Supper in Norway is no joke, and the family affair that awaits me is revitalizing and hearty. Traditional caribou stew, a first for my somewhat discerning palette, is surprisingly delicious. Robert regales the stories of the afternoon for his wife and son, ending with his reiteration that I emerged from the experience looking like a drunken cat.

“Um, I think you mean drowned cat” I said hesitantly. The son, whose command of English is somewhat better than his parents’ begins to laugh as I explain that  drowned  cats  have  fallen  in  the  water  while drunken cats, if there is such a thing, are inebriated house pets. Robert laughs at his own expense.
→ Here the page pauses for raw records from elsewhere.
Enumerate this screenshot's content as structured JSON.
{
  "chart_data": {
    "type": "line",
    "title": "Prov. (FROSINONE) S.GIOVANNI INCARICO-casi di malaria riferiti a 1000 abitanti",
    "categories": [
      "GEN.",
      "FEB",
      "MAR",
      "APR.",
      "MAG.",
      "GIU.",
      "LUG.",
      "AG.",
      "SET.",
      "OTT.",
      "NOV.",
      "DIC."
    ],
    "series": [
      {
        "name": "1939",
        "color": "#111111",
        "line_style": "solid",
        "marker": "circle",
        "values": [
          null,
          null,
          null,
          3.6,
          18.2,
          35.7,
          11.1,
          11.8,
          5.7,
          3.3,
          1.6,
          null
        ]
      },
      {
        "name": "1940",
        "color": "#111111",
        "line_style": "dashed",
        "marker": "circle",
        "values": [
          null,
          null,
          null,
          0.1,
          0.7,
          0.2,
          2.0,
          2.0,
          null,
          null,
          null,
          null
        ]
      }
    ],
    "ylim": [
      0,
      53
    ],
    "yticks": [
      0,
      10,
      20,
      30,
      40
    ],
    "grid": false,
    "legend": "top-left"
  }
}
Robert Sorlie competing. C.Wikipedia

 

Life  in  Norge  is  different.  I  am  living  in  a  foreign land,  in  a  foreign  culture,  with  foreign  students from  all  over  the  world,  endeavouring  to  submerge ourselves in the Norsk society. And in this day, as in all other days here that I interact with the Norwegian  people,  I  am  touched  by  their  generosity. A  stereotypically  “shy”  culture,  I  have  found  the Norsk  to  be  anything  but.  Reserved,  perhaps,  but undoubtedly friendly, eager to please and eager to share. Though my film has yet to be edited, and the audio is not yet mastered, the experience of that day foretells success.